J. Edgar – 1 star
Clint Eastwood’s biopic is lovingly photographed. Washington, D.C., and other venues, from the teens through the 1970s, are regal, warm and classic. Unfortunately, Eastwood has populated his pretty film with a dull collection of historical figures, none of whom have much to offer. Eastwood also mostly punts on the nature of Hoover, and as played by Leonardo DiCaprio, the character is little more than a one-note old windbag, constantly going on and on about the same thing – the enemy within. Eastwood’s vehicle for Hoover’s reminisces – Hoover is dictating his memoirs to an ever-changing number of aides- does not help. As one is replaced, you can almost hear the jettisoned aide saying, “Thank God! What a snooze!” Oliver Stone’s Nixon gave us a ridiculously lustful and evil Hoover, played by Bob Hoskins, but at least he wasn’t tedious.

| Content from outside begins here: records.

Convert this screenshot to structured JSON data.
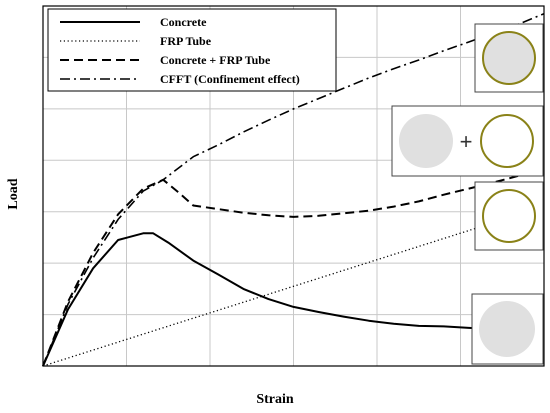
{
  "chart_data": {
    "type": "line",
    "title": "",
    "xlabel": "Strain",
    "ylabel": "Load",
    "xlim": [
      0,
      10
    ],
    "ylim": [
      0,
      7
    ],
    "grid": true,
    "legend_position": "top-left",
    "series": [
      {
        "name": "Concrete",
        "style": "solid",
        "x": [
          0,
          0.5,
          1.0,
          1.5,
          2.0,
          2.2,
          2.5,
          3.0,
          3.5,
          4.0,
          4.5,
          5.0,
          5.5,
          6.0,
          6.5,
          7.0,
          7.5,
          8.0,
          8.5,
          9.0,
          9.5,
          10.0
        ],
        "y": [
          0,
          1.1,
          1.9,
          2.45,
          2.58,
          2.58,
          2.4,
          2.05,
          1.78,
          1.5,
          1.3,
          1.15,
          1.05,
          0.96,
          0.88,
          0.82,
          0.78,
          0.77,
          0.74,
          0.72,
          0.7,
          0.7
        ]
      },
      {
        "name": "FRP Tube",
        "style": "dotted",
        "x": [
          0,
          10
        ],
        "y": [
          0,
          3.1
        ]
      },
      {
        "name": "Concrete + FRP Tube",
        "style": "dashed",
        "x": [
          0,
          0.5,
          1.0,
          1.5,
          2.0,
          2.4,
          2.7,
          3.0,
          3.5,
          4.0,
          4.5,
          5.0,
          5.5,
          6.0,
          6.5,
          7.0,
          7.5,
          8.0,
          8.5,
          9.0,
          9.5,
          10.0
        ],
        "y": [
          0,
          1.25,
          2.2,
          2.95,
          3.45,
          3.62,
          3.38,
          3.12,
          3.05,
          2.98,
          2.93,
          2.9,
          2.92,
          2.97,
          3.02,
          3.1,
          3.2,
          3.33,
          3.45,
          3.57,
          3.7,
          3.85
        ]
      },
      {
        "name": "CFFT (Confinement effect)",
        "style": "dashdot",
        "x": [
          0,
          0.5,
          1.0,
          1.5,
          2.0,
          2.4,
          3.0,
          3.5,
          4.0,
          4.5,
          5.0,
          5.5,
          6.0,
          6.5,
          7.0,
          7.5,
          8.0,
          8.5,
          9.0,
          9.5,
          10.0
        ],
        "y": [
          0,
          1.2,
          2.1,
          2.85,
          3.4,
          3.62,
          4.07,
          4.3,
          4.55,
          4.78,
          5.0,
          5.2,
          5.4,
          5.6,
          5.78,
          5.95,
          6.13,
          6.3,
          6.48,
          6.65,
          6.85
        ]
      }
    ]
  },
  "insets": [
    {
      "name": "cfft-inset",
      "description_icons": [
        "filled-circle",
        "ring"
      ],
      "fill": true,
      "ring": true
    },
    {
      "name": "concrete-plus-frp-inset",
      "plus_symbol": "+",
      "fill": true,
      "ring": true
    },
    {
      "name": "frp-tube-inset",
      "fill": false,
      "ring": true
    },
    {
      "name": "concrete-inset",
      "fill": true,
      "ring": false
    }
  ],
  "colors": {
    "ring": "#8a8218",
    "concrete_fill": "#e0e0e0",
    "grid": "#c8c8c8",
    "frame": "#000000"
  }
}
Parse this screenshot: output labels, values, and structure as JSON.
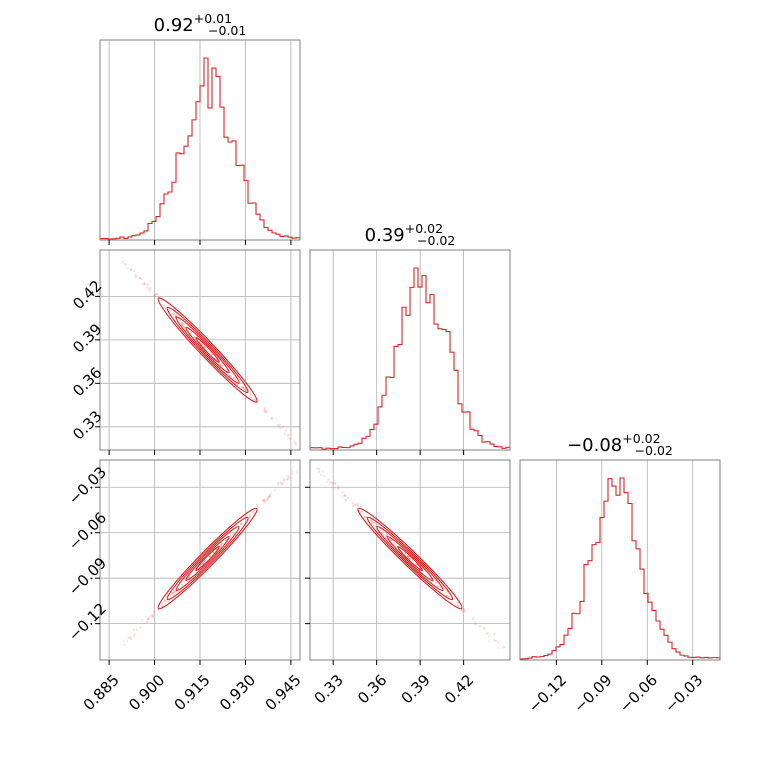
{
  "chart_data": {
    "type": "corner",
    "color": "#d62728",
    "grid": true,
    "parameters": [
      {
        "title_value": "0.92",
        "err_plus": "+0.01",
        "err_minus": "−0.01",
        "range": [
          0.882,
          0.948
        ],
        "ticks": [
          0.885,
          0.9,
          0.915,
          0.93,
          0.945
        ],
        "tick_labels": [
          "0.885",
          "0.900",
          "0.915",
          "0.930",
          "0.945"
        ],
        "hist_mean": 0.9175,
        "hist_sd": 0.0085
      },
      {
        "title_value": "0.39",
        "err_plus": "+0.02",
        "err_minus": "−0.02",
        "range": [
          0.314,
          0.452
        ],
        "ticks": [
          0.33,
          0.36,
          0.39,
          0.42
        ],
        "tick_labels": [
          "0.33",
          "0.36",
          "0.39",
          "0.42"
        ],
        "hist_mean": 0.392,
        "hist_sd": 0.017
      },
      {
        "title_value": "−0.08",
        "err_plus": "+0.02",
        "err_minus": "−0.02",
        "range": [
          -0.144,
          -0.012
        ],
        "ticks": [
          -0.12,
          -0.09,
          -0.06,
          -0.03
        ],
        "tick_labels": [
          "−0.12",
          "−0.09",
          "−0.06",
          "−0.03"
        ],
        "hist_mean": -0.081,
        "hist_sd": 0.016
      }
    ],
    "correlations": [
      {
        "row": 1,
        "col": 0,
        "x_range": [
          0.888,
          0.947
        ],
        "y_range": [
          0.448,
          0.318
        ]
      },
      {
        "row": 2,
        "col": 0,
        "x_range": [
          0.888,
          0.947
        ],
        "y_range": [
          -0.137,
          -0.017
        ]
      },
      {
        "row": 2,
        "col": 1,
        "x_range": [
          0.318,
          0.448
        ],
        "y_range": [
          -0.017,
          -0.137
        ]
      }
    ]
  }
}
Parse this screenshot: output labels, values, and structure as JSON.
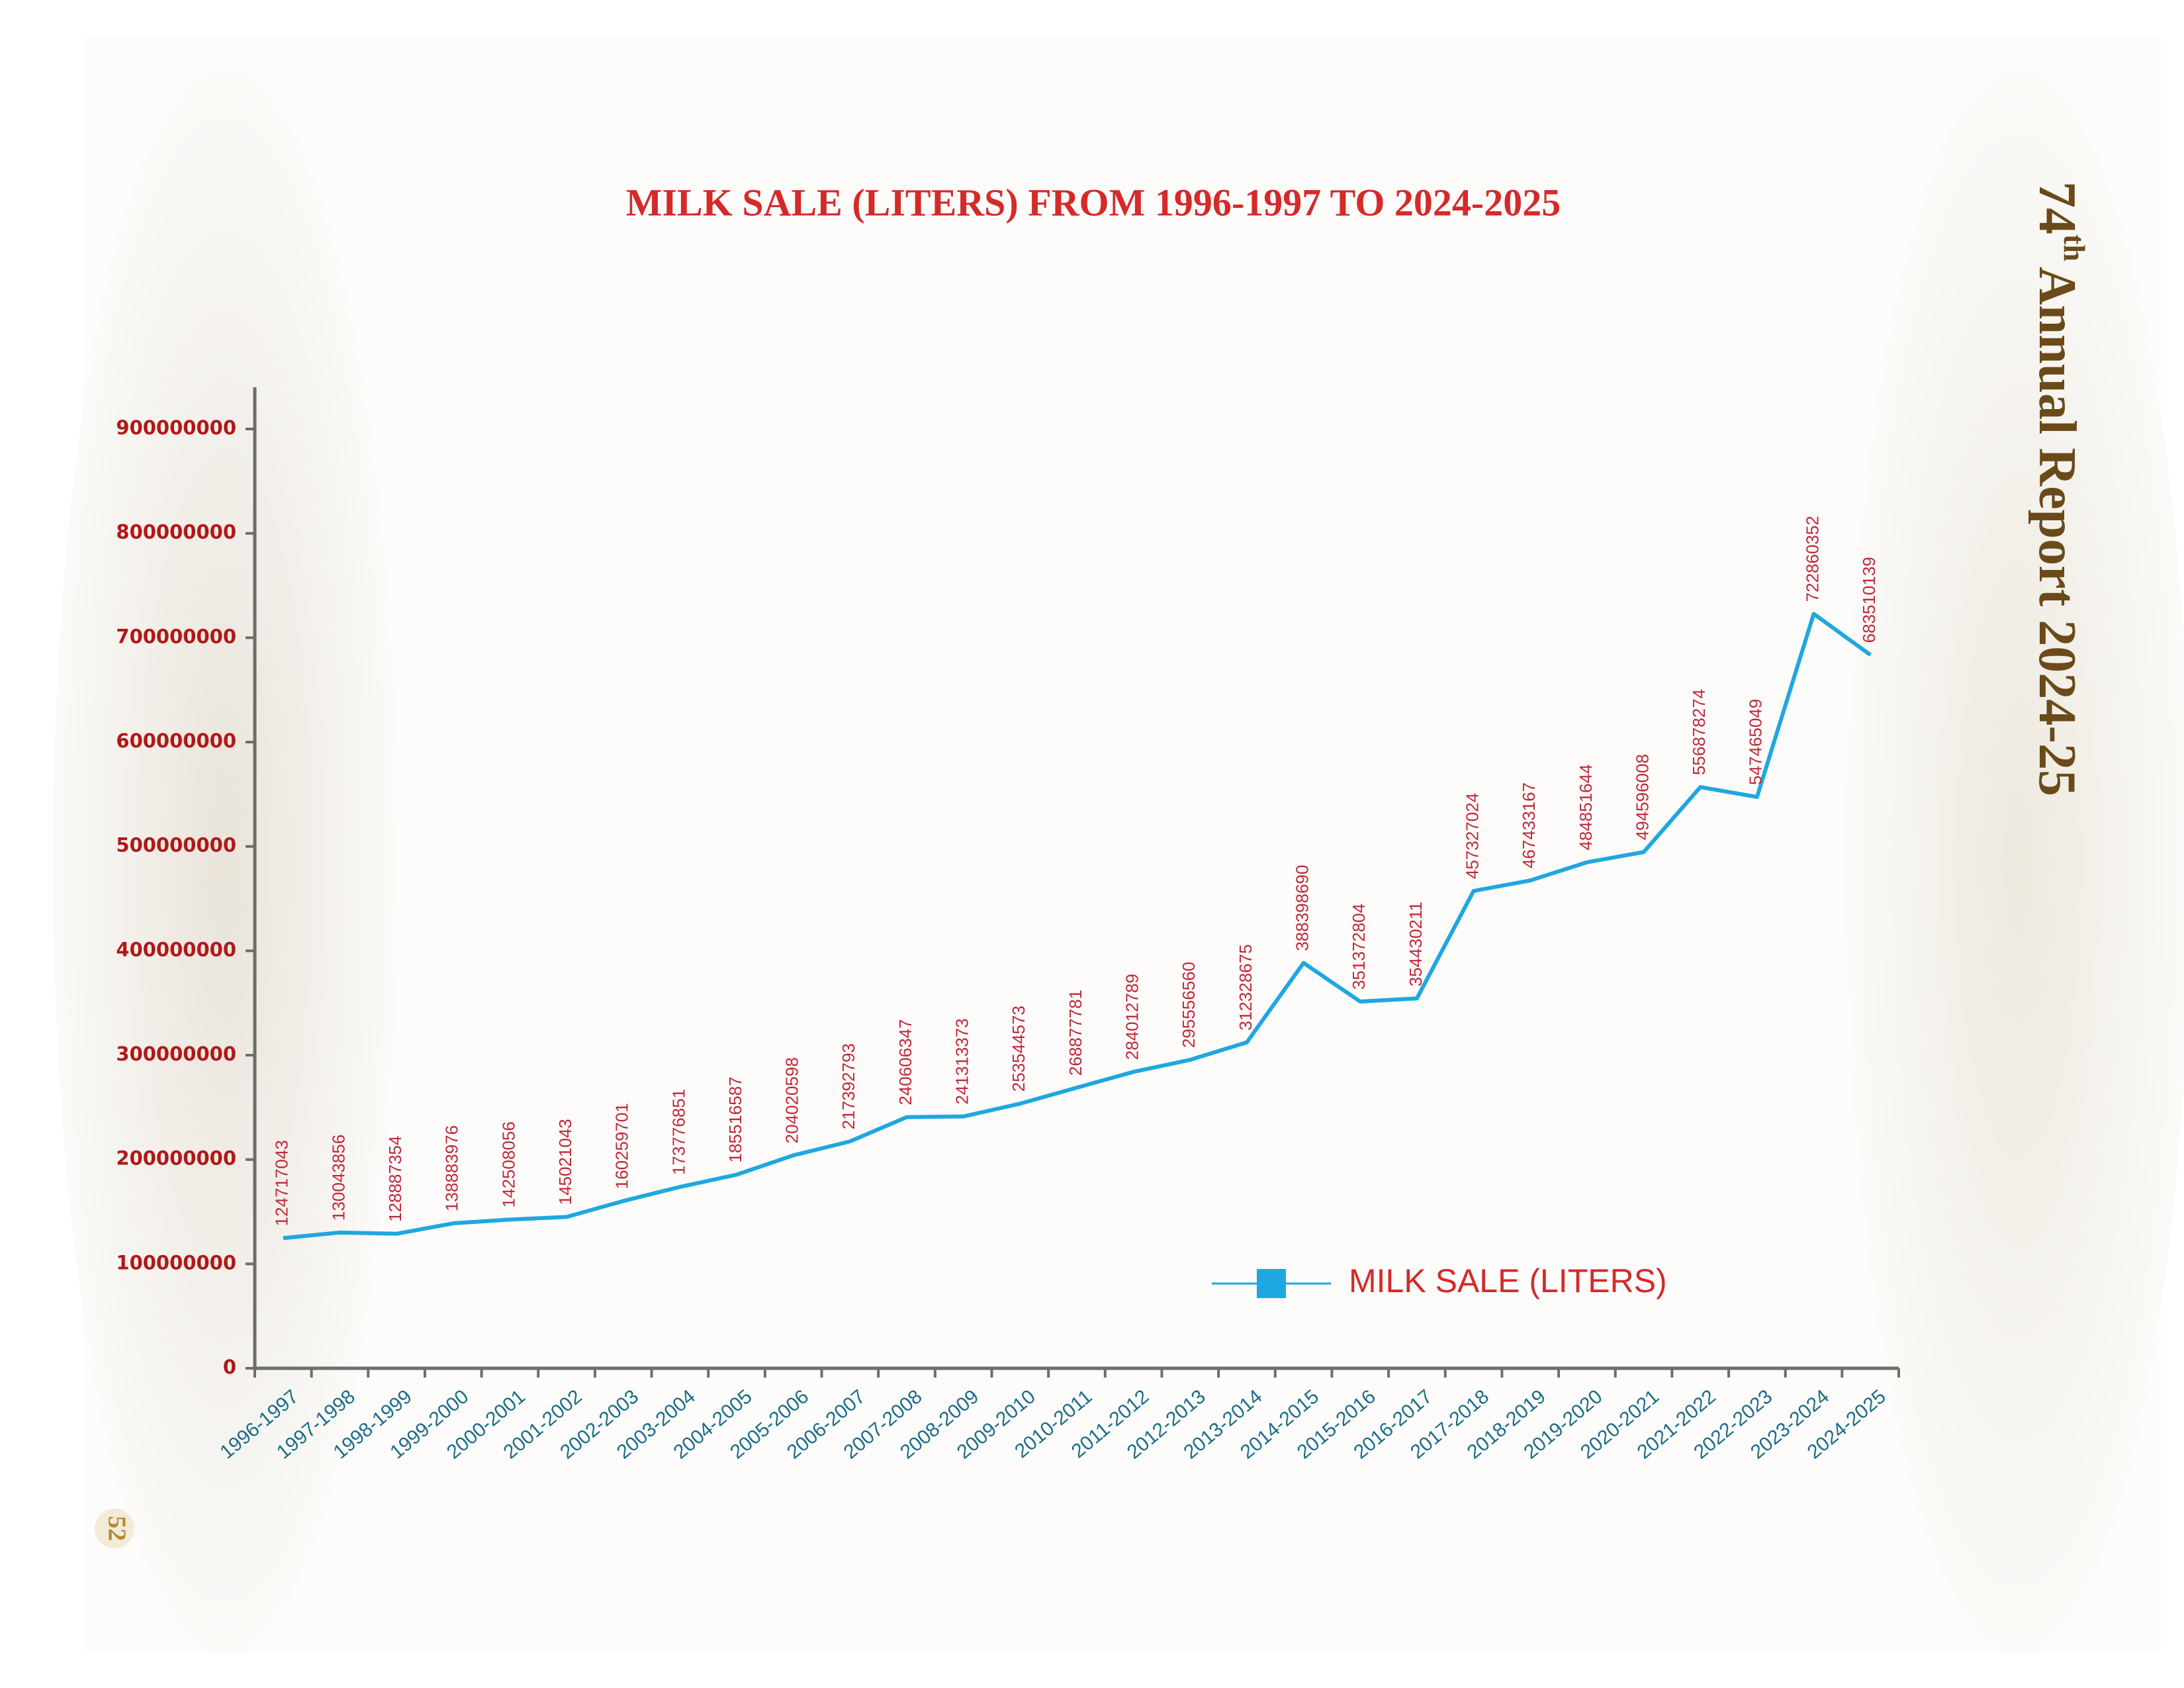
{
  "page": {
    "report_number": "74",
    "report_suffix": "th",
    "report_title": "Annual Report 2024-25",
    "page_number": "52"
  },
  "chart_data": {
    "type": "line",
    "title": "MILK SALE (LITERS) FROM 1996-1997 TO 2024-2025",
    "categories": [
      "1996-1997",
      "1997-1998",
      "1998-1999",
      "1999-2000",
      "2000-2001",
      "2001-2002",
      "2002-2003",
      "2003-2004",
      "2004-2005",
      "2005-2006",
      "2006-2007",
      "2007-2008",
      "2008-2009",
      "2009-2010",
      "2010-2011",
      "2011-2012",
      "2012-2013",
      "2013-2014",
      "2014-2015",
      "2015-2016",
      "2016-2017",
      "2017-2018",
      "2018-2019",
      "2019-2020",
      "2020-2021",
      "2021-2022",
      "2022-2023",
      "2023-2024",
      "2024-2025"
    ],
    "series": [
      {
        "name": "MILK SALE (LITERS)",
        "color": "#1fa7e0",
        "values": [
          124717043,
          130043856,
          128887354,
          138883976,
          142508056,
          145021043,
          160259701,
          173776851,
          185516587,
          204020598,
          217392793,
          240606347,
          241313373,
          253544573,
          268877781,
          284012789,
          295556560,
          312328675,
          388398690,
          351372804,
          354430211,
          457327024,
          467433167,
          484851644,
          494596008,
          556878274,
          547465049,
          722860352,
          683510139
        ]
      }
    ],
    "ylim": [
      0,
      940000000
    ],
    "yticks": [
      0,
      100000000,
      200000000,
      300000000,
      400000000,
      500000000,
      600000000,
      700000000,
      800000000,
      900000000
    ],
    "grid": false,
    "legend": "bottom-right",
    "data_labels": true
  }
}
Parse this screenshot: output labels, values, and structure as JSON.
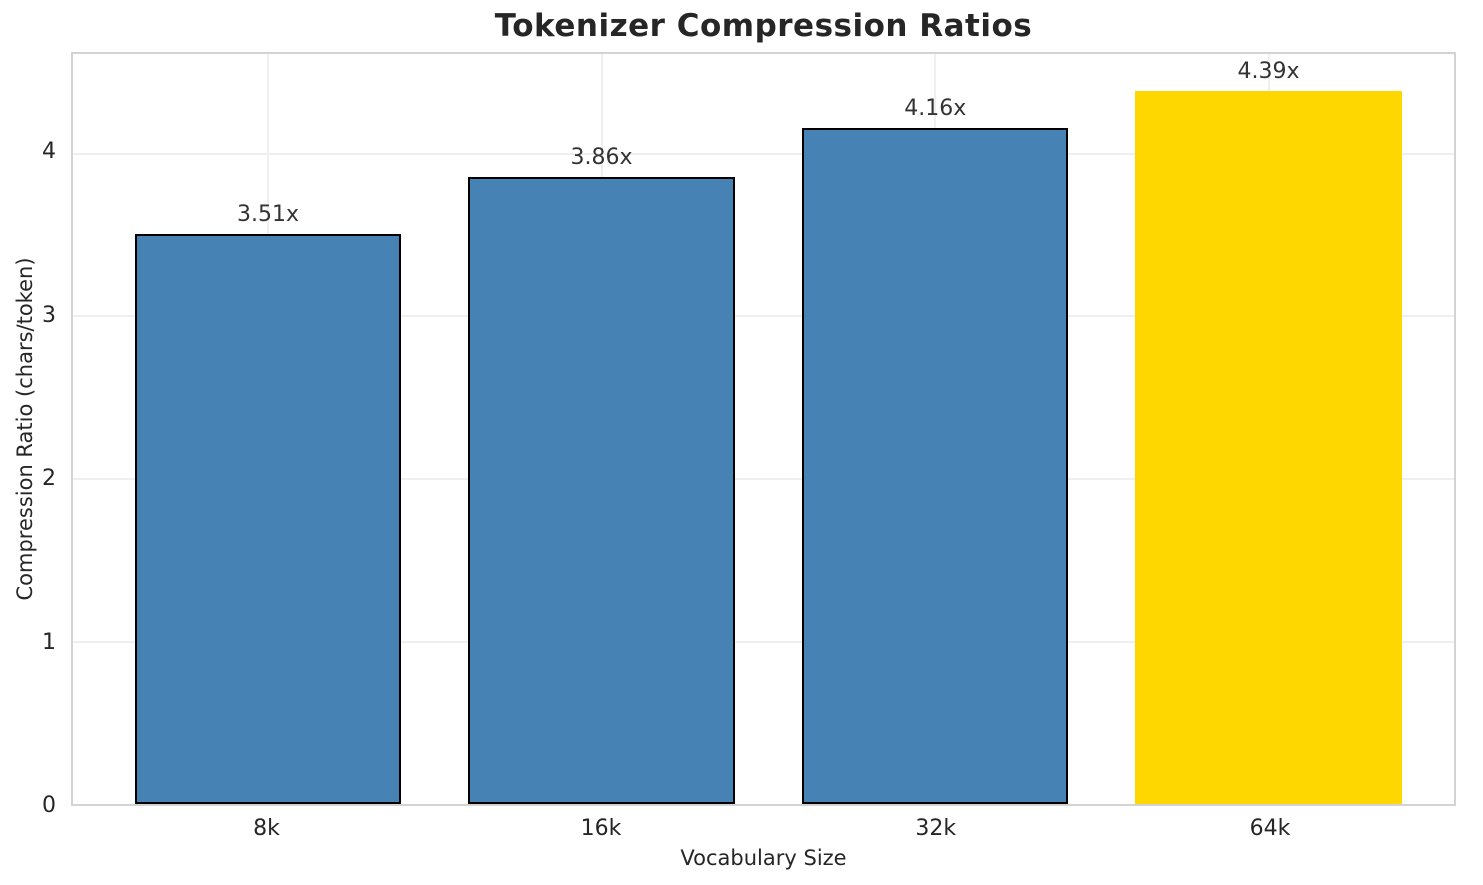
{
  "chart_data": {
    "type": "bar",
    "title": "Tokenizer Compression Ratios",
    "xlabel": "Vocabulary Size",
    "ylabel": "Compression Ratio (chars/token)",
    "categories": [
      "8k",
      "16k",
      "32k",
      "64k"
    ],
    "values": [
      3.51,
      3.86,
      4.16,
      4.39
    ],
    "value_labels": [
      "3.51x",
      "3.86x",
      "4.16x",
      "4.39x"
    ],
    "yticks": [
      "0",
      "1",
      "2",
      "3",
      "4"
    ],
    "ytick_values": [
      0,
      1,
      2,
      3,
      4
    ],
    "ylim": [
      0,
      4.615
    ],
    "grid": true,
    "legend": "none",
    "colors": {
      "bar": "#4682B4",
      "highlight_bar": "#FFD700",
      "bar_edge": "#000000",
      "highlight_bar_edge": "none",
      "bar_colors": [
        "#4682B4",
        "#4682B4",
        "#4682B4",
        "#FFD700"
      ],
      "bar_edge_colors": [
        "#000000",
        "#000000",
        "#000000",
        "none"
      ],
      "spine": "#D3D3D3",
      "grid": "#EFEFEF",
      "title_text": "#262626",
      "tick_text": "#262626",
      "value_label_text": "#333333",
      "background": "#FFFFFF"
    }
  }
}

Naomi Watts is wholly wasted as Hoover’s long loyal secretary. Armie Hammer, as Hoover’s long loyal number 2 Clyde Tolson, does a poor version of a young Brendan Fraser (Hammer was last seen in The Social Network playing the Winkelvosses). Judi Dench’s turn as Hoover’s overdoting mother is predictable. Josh Lucas’s take on Charles Lindbergh is foggy. In fact, the only decent performance is a brief appearance by Jeffrey Donovan as a trumped Bobby Kennedy. Donovan thankfully avoids the standard “Haaaaaaaaahvaaaaaads” and “Baaaaaaahstons” endemic to the role.
Eastwood portrays Hoover as a repressed homosexual, no question. Which makes Mom upset and Tolson bitter. And Hoover seems most bothered by Martin Luther King because he overheard King having sex on a wiretap. Not much of a motivation. Eastwood even gives in to the dubious cross dressing story, but ennobles it because Hoover gets gussied up in Mom’s clothes after she dies. Another punt.
Another problem. DiCaprio’s makeup as an older Hoover is very good. Hammer and Watts, however, look ridiculous, very similar to the characters in “Star Trek” when they age decades in hours.
Dustin Lance Black’s (Milk) script ends in treacle and nonsense. Out out of nowhere, Hoover turns moralistic, the man who would stop . . . Nixon! This prefaces a melodramatic conversation between an old Hoover and Tolson that is straight up “One Life to Live.” When Tolson, doddering in his ridiculous makeup, finds the dead Hoover, it comes close to bringing laughter.
At one point, DiCaprio asks Watts, “Did I kill everything I love?”
Oh if she’d said, “No Edgar. That was Michael Corleone. You just bored them to death.”